56 harraga africains arrêtés au large d’à Annaba

56 harraga africains arrêtés au large d’à Annaba

Les éléments des gardes côtes de la wilaya d’Annaba, dépendant de la facette Est maritime de Jijel, ont, lors d’une patrouille de routine, intercepté dans la soirée de mercredi à jeudi dernier à 11 milles au large des eaux territoriales, à hauteur du cap de garde de Ras El-Hamra, 56 harraga qui tentaient de rejoindre les côtes italiennes.
C’est la première fois à Annaba que les gardes côtes interceptent des passagers à l’émigration clandestine tous de nationalités africaines et qui sont d’origine du Mali, du Benin et du Nigeria. Parmi ces candidats africains à l’émigration clandestine se trouvent trois femmes enceintes et 7 mineurs. L’âge des passagers clandestins varie entre 20 et 30 ans. Les mineurs interpellés parmi ce groupe sont de nationalité malienne et nigérienne. Il faut signaler que c’est très rarement que les garde-côtes d’Annaba signalent des passagers clandestins émanant de ces trois pays africains cherchant à prendre la poudre d’escampette en direction de la rive sud de la méditerranée, en l’occurrence les iles de Sardaigne et de Lampedusa (Italie). Il est fort possible, indiquent des sources bien informées sur le flux migratoire clandestin, que ces africains avaient surement rencontré des barricades maritimes à travers de nombreux passages maritimes, autrefois longtemps utilisés tels la Lybie ou la Tunisie et encore le Maroc pour la traversée vers l’Espagne. A Annaba, depuis plus de cinq ans, avant et après de la crise du Mali, plusieurs milliers d’africains ont trouvé refuge au niveau de la vieille ville, appelée communément la « Place d’Armes ».

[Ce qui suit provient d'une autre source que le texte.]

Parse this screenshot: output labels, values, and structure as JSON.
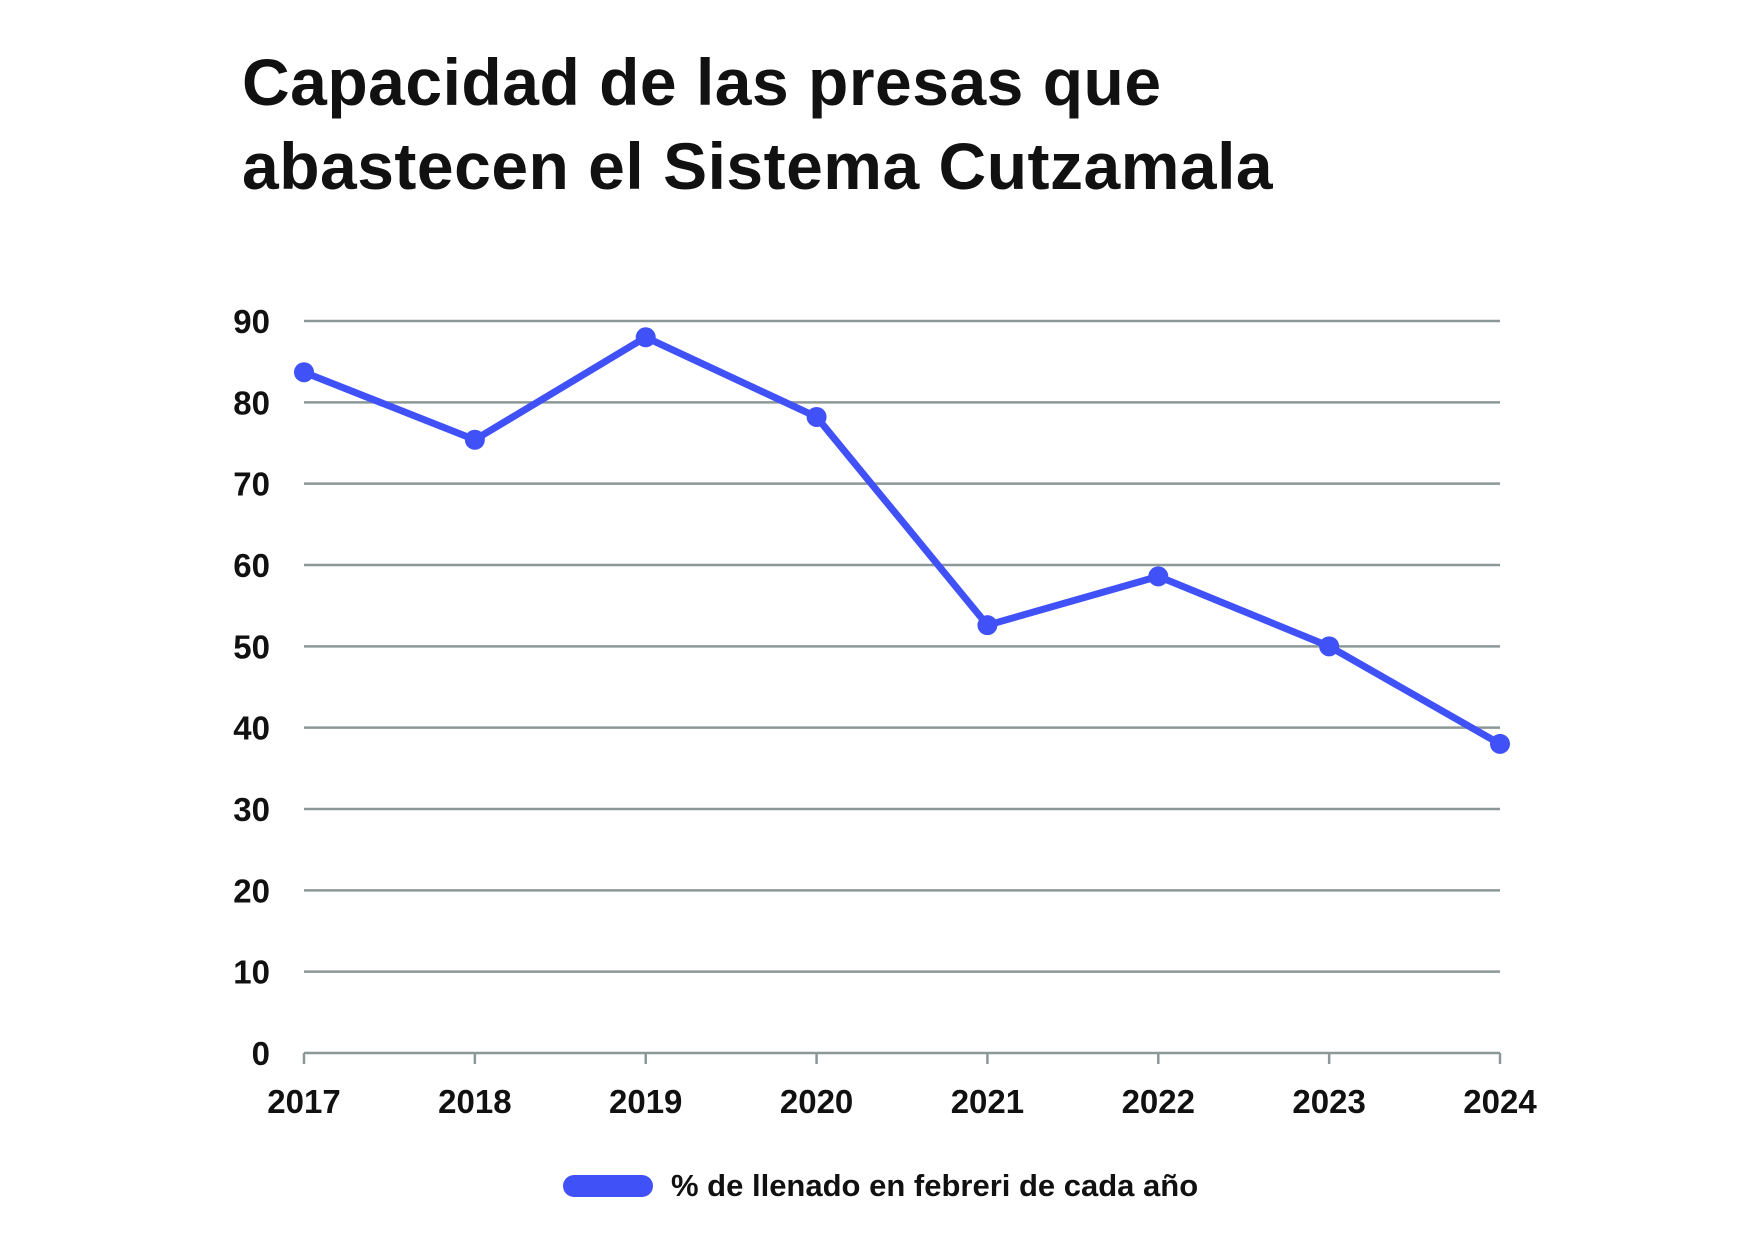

Même contrôlé par les services de police, et de l’avis de toute la population de cette vieille cité, ces africains se sont approchés de plusieurs meneurs de la « harga » en vue de tenter la « traversée » mais souvent ils sont délaissés lesdits passeurs pour manque de moyens financiers.
Dans tous les cas, les 56 harraga, après être reconduits sur la terre ferme ont été soumis aux formules d’usage, un contrôle médical avant qu’ils ne seront présentés la semaine prochaine devant un magistrat instructeur. Il faut signaler que depuis janvier 2018 plus de 800 harraga, dont des femmes et des mineurs ont été neutralisés au niveau des eaux maritimes algériennes. Mais, selon des sources averties des mouvements de la harga, ces chiffres parait dérisoire comparativement au nombre des harraga qui avaient réussi la traversée vers les iles italiennes.